Giant ship-mushrooms in Sydney!!!
February 22, 2010
Just a Captain Cook*
Slick, fertile pages of ever-sunny blooming brochures
slip through her avid fingers. She dreams, charts and plots
trips she can never take. From these drifting mind-spores
she grows a giant ship-mushroom and visits hot-spots;
deep-tanned Fiji, jungly Vanuatu and accented ‘France
of the Pacific’, the model thin, elegant exclamation
of la Nouvelle Calédonie. Oh, the tight clenched dance
she dances, the deep-shelf oceanic love she finds, from
one sun-bathing island to the next! Tough travel agents
recognise addiction, her joyous, fungal procrastination,
and refuse to meet those longing, sea-kissed eyes. Graven
idols, their books are like shiny trinkets flogged at micro-nations.

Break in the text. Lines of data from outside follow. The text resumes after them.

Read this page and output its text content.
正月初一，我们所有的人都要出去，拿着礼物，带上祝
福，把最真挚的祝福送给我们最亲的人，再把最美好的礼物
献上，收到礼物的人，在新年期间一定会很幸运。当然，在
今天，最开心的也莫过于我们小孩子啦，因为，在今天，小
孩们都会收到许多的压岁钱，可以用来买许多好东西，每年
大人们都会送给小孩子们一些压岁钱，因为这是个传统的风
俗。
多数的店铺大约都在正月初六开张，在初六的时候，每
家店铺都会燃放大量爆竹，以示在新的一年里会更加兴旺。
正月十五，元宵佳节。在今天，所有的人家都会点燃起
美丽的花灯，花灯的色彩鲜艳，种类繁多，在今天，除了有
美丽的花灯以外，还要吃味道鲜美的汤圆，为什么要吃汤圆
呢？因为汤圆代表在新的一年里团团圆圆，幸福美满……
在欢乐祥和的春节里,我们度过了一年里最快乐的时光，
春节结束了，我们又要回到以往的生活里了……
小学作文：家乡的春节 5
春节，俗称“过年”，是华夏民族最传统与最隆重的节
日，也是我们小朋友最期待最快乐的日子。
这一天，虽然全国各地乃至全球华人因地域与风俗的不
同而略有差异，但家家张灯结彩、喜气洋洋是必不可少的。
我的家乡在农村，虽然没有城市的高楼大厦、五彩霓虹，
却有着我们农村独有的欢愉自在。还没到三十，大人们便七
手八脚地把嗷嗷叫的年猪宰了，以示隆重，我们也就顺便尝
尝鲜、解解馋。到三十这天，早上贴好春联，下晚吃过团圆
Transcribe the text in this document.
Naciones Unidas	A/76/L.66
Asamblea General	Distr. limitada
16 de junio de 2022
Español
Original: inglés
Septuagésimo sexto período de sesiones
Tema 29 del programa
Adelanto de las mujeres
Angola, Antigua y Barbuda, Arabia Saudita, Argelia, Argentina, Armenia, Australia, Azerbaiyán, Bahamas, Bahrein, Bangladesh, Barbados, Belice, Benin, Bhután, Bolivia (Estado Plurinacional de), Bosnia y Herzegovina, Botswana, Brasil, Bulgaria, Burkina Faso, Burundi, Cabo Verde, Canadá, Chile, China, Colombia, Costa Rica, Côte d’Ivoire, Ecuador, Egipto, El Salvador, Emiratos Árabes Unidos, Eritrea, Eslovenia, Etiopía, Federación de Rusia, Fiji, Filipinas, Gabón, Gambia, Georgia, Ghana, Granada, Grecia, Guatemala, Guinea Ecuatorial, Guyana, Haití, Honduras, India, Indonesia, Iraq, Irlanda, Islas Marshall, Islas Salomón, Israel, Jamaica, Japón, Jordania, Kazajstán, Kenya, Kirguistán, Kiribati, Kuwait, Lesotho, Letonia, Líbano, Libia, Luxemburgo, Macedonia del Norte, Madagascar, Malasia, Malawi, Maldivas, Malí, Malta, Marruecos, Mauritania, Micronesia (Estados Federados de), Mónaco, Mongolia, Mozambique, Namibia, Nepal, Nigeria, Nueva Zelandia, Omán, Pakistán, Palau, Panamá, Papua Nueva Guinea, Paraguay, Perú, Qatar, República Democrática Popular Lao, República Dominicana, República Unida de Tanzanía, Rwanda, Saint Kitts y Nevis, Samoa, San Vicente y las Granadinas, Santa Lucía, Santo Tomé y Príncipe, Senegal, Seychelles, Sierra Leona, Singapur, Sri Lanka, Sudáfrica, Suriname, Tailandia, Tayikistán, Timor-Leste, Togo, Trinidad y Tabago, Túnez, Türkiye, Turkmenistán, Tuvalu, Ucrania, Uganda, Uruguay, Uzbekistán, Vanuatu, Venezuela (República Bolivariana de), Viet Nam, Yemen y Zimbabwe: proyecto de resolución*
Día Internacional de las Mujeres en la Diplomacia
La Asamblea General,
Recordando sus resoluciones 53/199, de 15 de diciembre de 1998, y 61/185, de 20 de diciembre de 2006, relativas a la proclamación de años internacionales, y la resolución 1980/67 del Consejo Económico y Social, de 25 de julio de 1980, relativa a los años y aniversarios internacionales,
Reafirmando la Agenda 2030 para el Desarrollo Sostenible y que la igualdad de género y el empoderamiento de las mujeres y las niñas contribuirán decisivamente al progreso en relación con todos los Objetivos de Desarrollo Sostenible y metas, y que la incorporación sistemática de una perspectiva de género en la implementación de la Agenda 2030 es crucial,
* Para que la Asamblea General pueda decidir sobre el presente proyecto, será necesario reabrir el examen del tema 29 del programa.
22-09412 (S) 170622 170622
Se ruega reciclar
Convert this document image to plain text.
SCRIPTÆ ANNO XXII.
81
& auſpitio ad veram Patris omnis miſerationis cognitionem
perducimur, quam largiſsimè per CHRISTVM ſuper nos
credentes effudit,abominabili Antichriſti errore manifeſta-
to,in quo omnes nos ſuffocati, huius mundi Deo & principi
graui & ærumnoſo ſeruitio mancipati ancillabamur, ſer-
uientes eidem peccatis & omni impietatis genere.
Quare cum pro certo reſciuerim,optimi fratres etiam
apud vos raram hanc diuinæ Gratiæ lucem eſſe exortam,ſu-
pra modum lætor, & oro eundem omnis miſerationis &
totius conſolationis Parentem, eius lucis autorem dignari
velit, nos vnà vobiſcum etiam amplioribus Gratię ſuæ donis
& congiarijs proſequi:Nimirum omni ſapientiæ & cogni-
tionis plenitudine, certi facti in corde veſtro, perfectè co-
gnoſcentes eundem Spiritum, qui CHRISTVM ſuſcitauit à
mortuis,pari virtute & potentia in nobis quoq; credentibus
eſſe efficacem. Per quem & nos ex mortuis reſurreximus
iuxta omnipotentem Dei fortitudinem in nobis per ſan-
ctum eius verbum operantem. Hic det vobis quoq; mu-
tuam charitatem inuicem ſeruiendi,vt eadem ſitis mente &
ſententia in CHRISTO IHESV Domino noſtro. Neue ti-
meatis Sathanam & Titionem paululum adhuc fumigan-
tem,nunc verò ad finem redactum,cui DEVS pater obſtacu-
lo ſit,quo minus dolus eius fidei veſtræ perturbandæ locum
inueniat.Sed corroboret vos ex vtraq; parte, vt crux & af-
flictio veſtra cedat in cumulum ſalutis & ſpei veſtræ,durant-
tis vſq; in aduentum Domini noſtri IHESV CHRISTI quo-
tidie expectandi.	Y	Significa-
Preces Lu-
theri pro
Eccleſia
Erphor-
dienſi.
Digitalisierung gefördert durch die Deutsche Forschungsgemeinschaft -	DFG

She knows, they know, she can’t go; only sigh and contemplate
the spiced salad of rain-forest, and the waltz of ideal mate.
P.S. Cottier
*Captain Cook is rhyming slang for look.
the wealth of poetry
January 25, 2010
I don’t mean filthy lucre, or even clean lucre for that matter…
I was just thinking about where writing poetry and short stories has taken me over the last year, since I started this blog:
In Melbourne, I received a brass horse for a poem about Adam Lindsay Gordon (a famous Oz poet of the nineteenth century, buried at Westminster Abbey in London);
I went to Sydney for the Society of Women Writers biennial book awards, in which my book The Glass Violin was highly commended, AND I WON THE LUCKY DOOR PRIZE!!!;
Recently I was back in Victoria for the inaugural tango poetry prize and saw a beautiful dance based on the winning poem by Charles D’Anastasi;
I have read my work a few times in in Canberra (including an extra short story at the launch of A Quiet Day), and once in Cooma, and a poem by me was read in Wangaratta at the jazz festival as part of the launch of the latest extempore journal;
My electronic pixies have whizzed around the world like Ariel, taking my words to places I have never been and may well never go.
I hope this year sees me spinning rhymes and prose like Rumpelstiltskin on amphetamines, without any impatient Princes of reason knocking at the door.
Had we but world enough and time
April 3, 2009
How long to wait before assuming a piece has been rejected? When do bad manners or sloppy practices or simple overwork slide over into the world of too long, allowing a conscientious writer or poet to submit her work elsewhere? How do we decide where to send our poetry?
As to the latter, well, I went through a stage of deciding merely by name. I thought that if a journal had an imaginative title, it was probably likely to publish interesting work. Sometimes I did this sight unseen, and have been very pleased. Shakespeare’s Monkey Revue, for example, attracted just because of that title, and the journal didn’t disappoint when I saw it.
I have been advised to take a more sensible approach to where I try and place work. I am grateful for that advice, from a very well-respected and, more importantly, accomplished poet. There is a definite hierarchy of literary journals in my homeland Australia (and elsewhere of course). But I am not a poet because I want to build a career, or because I want a sparkling CV. On the contrary; poetry should be an escape from that type of world. I love the idea of people who like poetry reading my work, rather than worrying about status.
A similar question is: how much time should one put into trying to receive funding for one’s artistic endeavours? Some poets seem to spend as much time writing applications as sonnets. They might as well get ‘a real job’ and write in their spare time, so relentlessly do they work at chasing the Government dollar. And the whingeing! It’s as if they think they’re Shostakovich and the funding body is run directly by Uncle Joe, when they lack both talent and any real cause for grievance. (For my mythical foreign reader, most funding in Oz is public, not philanthropic.)
One would be mad to ignore the possibility of assistance in pursuing one’s art, but equally insane to sacrifice art for the pursuit of money.
But here’s a funny little one about the way poets often work for free:
Will work for print
I can do sarcastic.
I can do elegaic,
but controlled, you know,
no red hearts or roses
strewing graves.
I am indeed bereft
of the word bereft.
I’ve dabbled in spiritual.
I do a very good dog:
snuffling, truffling, worshipping
at a scented shrine, one leg cocked.
I can even do decent rhymes
if pushed. And if there were time
I’m sure I could run to a novel
in verse. (But that might be cheating.)
So for all your poetic needs
call the number on the little
paper tags fringing the bottom
of this hula page. And ask for me.
P.S. Cottier
Joy (or at least a certain satisfaction) should be the poet’s main reward. If one is lucky enough to have enough, why complain? People write poetry in jails and where there is virtually no hope of publication. This, surely, is what any art should be about? Something that even the sloppiest journal editor can never steal? (Let’s end where we started, with a bracing question mark.)